Варлен с усилием выпрямился, нащупал в кармане часы — они были на месте, при нем. Он так берег эту не слишком-то дорогую серебряную луковичку, память о первой победе. Наедине любил иногда перечитать: «Варлену — в знак признательности от рабочих-переплетчиков. Сентябрь 1864 г.».
И сейчас в ответ Делакуру буркнул глухо и твердо:
— Нет, Альфонс! Этого я никогда не выкину!
И что-то и голосе товарища тронуло Делакура до глубины души, он молча и с силой обнял Варлена за плечи.
— Ну, ладно! Только отдайте пока мне. Я верну их нам позже.
Они медленно брели, иногда спираясь друг на друга, оба почти без сил. Натыкались в темноте на трупы. Отдыхали, прислонившись к стенам домов и заборам.
Из окон попадавшихся на пути лавок и магазинов с уцелевшими витринами, со свеженапечатанных портретов на них грозно пялились глаза Галифе и Сиссе. Заняв квартал, «красные штаны» немедленно повсюду расклеивали изображения генералов, словно ставили печати победы.

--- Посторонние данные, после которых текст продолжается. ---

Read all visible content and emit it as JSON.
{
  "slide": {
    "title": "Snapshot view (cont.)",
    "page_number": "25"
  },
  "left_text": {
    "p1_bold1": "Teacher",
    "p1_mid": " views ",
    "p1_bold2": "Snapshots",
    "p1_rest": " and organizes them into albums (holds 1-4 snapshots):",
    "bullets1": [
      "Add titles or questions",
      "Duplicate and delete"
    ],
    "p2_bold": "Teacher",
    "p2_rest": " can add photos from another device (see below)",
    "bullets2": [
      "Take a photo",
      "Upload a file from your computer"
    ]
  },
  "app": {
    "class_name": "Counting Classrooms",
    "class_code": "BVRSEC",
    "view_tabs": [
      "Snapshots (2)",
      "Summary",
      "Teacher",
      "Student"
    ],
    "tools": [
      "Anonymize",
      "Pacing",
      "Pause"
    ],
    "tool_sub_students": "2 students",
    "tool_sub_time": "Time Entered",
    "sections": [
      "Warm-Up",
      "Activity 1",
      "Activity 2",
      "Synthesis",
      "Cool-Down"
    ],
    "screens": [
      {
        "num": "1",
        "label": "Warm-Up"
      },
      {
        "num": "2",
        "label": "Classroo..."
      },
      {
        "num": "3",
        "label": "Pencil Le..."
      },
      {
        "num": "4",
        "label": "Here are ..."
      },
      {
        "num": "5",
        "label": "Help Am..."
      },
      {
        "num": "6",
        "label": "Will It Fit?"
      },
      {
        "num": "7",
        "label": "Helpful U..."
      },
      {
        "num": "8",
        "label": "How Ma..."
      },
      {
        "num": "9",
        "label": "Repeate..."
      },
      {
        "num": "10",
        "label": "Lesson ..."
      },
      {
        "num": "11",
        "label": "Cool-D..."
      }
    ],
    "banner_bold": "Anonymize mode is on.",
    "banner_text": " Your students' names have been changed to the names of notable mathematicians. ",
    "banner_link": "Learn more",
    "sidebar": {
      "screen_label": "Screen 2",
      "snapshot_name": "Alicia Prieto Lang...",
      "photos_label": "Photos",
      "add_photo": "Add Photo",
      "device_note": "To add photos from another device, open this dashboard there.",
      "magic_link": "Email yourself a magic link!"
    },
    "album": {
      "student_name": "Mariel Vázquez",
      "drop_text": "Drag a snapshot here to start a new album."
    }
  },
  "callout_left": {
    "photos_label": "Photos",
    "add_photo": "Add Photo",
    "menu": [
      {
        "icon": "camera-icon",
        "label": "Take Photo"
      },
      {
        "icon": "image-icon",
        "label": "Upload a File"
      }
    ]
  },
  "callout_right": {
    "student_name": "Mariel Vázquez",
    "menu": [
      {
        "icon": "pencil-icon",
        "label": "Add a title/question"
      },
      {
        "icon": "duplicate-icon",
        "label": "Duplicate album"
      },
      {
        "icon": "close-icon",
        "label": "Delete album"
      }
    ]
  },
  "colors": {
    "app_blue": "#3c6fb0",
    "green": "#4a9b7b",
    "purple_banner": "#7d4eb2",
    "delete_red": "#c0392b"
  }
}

Правда, узнать знаменитых полководцев можно было только там, куда падал дрожащий свет догоравшего на холме ветряка.
Кое-где над улицей покачивались свешенные с балконов или прибитые над воротами трехцветные флаги. Даже здесь, в пролетарском Монмартре, оказывается, притаясь, кто-то ждал и жаждал поражения Коммуны. Хотя что ж удивительного: лавочников и буржуа, считавших себя обиженными Коммуной, везде немало. Свернув за угол, беглецы увидели невдалеке освещенные окна кафе. Оттуда доносились громкие голоса, лихая солдатская песня:
Варлен когда-то слышал эту песню, ее сочинил для бретонских мобилей, наемных убийц Империи, какой-то парижский забулдыга-поэт, изредка печатавший свои вирши в дешевых бульварных газетках.
— Стой! — скомандовал Делакур. — Шмыгнем-ка в переулочек, Эжен, нам встреча с пьяными вояками совершенно ни к чему! Тут рядом в заборе проломана великолепная дыра. В нee, пожалуй, пролезет даже банкир Рулан с его знаменитым пузом!.. — Он присмотрелся к видневшимся неподалеку теням. — Гляньте-ка, старина, возле кабачка «У старых друзей», похоже, маячат синие мундиры и жандармские треуголки? Ну, конечно, они! Тоже не дураки выпить на дармовщинку! Идемте, Эжен, иначе влипнем, попадем как кролики в кошачье рагу! Только блюстителей порядка нам и не хватает!.. Сюда, сюда!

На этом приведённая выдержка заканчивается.